Bandiera Bianca

Nessuno vuole studiare il latino perché nessuno è capace di insegnarlo

Antonio Gurrado

Sempre più adolescenti scelgono di accantonare le lingue classiche in favore di materie scientifiche. E il motivo non è solo legato all'utilità di quello che si studia

No, non è colpa di Maria Stella Gelmini né della sua ormai antica riforma dei licei se gli studenti italiani stanno progressivamente abbandonando il latino (figurarsi il greco). Le cifre, pubblicate da Repubblica, sono inequivocabili: in una decina d’anni gli iscritti al classico si sono dimezzati; mentre quelli allo scientifico tradizionale sono calati in favore dell’ascesa dello scientifico-tecnologico, dove il latino viene sostituito da materie d’indirizzo. Se costantemente migliaia e migliaia di adolescenti italiani hanno scelto di mandare le lingue classiche in soffitta, non è solo perché si sono risvegliati all’improvviso dal sogno gentiliano di un mondo in cui le materie umanistiche contano più di quelle scientifiche, vero sapere contro vile meccanica.
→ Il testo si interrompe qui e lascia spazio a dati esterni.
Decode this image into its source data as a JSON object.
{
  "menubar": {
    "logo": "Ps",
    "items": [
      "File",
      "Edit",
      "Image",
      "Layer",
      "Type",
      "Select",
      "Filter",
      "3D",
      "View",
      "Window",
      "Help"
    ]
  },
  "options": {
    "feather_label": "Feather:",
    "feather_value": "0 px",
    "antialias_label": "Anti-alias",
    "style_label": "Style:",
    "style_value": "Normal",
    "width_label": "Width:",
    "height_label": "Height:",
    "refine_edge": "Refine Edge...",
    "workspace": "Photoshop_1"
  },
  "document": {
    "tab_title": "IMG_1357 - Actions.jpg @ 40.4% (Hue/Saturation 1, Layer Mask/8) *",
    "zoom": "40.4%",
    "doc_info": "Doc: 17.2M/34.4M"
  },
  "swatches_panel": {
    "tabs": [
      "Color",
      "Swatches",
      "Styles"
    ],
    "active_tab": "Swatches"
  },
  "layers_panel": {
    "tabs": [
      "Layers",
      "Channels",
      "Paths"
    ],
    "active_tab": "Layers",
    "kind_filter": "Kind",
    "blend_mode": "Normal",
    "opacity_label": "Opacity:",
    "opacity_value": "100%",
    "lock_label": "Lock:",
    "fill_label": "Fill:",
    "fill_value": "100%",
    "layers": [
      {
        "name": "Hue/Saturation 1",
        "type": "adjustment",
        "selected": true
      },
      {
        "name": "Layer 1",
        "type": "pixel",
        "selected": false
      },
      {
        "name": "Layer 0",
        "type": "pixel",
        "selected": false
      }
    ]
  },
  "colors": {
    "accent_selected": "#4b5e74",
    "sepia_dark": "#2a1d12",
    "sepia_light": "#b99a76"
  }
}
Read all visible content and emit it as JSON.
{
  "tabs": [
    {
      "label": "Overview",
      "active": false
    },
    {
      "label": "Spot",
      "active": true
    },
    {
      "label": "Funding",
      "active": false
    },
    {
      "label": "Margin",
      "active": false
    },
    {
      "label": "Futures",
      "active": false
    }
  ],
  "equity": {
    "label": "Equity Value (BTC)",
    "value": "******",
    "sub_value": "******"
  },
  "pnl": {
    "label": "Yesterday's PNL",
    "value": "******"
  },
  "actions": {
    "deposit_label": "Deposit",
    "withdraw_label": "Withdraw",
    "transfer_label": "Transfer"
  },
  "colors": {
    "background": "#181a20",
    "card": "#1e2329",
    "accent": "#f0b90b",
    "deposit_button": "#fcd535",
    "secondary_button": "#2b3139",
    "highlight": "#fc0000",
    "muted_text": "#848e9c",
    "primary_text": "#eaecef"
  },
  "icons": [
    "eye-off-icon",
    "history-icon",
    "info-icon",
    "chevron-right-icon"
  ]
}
Temo sia piuttosto perché la scuola ha progressivamente abbandonato precisione e ampiezza delle nozioni in favore dell’approssimazione, del taglio ai programmi, di vaghe competenze. Senza acribia nell’approccio, materie come il latino e il greco perdono di senso, diventando una confusa infarinatura su due culture longeve e complesse. A quel punto è ovvio che gli studenti si dicano: "Pressappochismo per pressappochismo, tanto vale farsi un’idea su materie che potrebbero servirci a qualcosa, tipo economia o sistemi automatici". La progressiva diminuzione di chi studia le lingue classiche a scuola, tuttavia, potrebbe alla lunga rivelarsi benefica: la riduzione a una riserva indiana di adolescenti davvero motivati a conoscere i greci e i romani consentirà di studiarli bene, di studiarli meglio, di studiarli sul serio, e salverà il greco e il latino.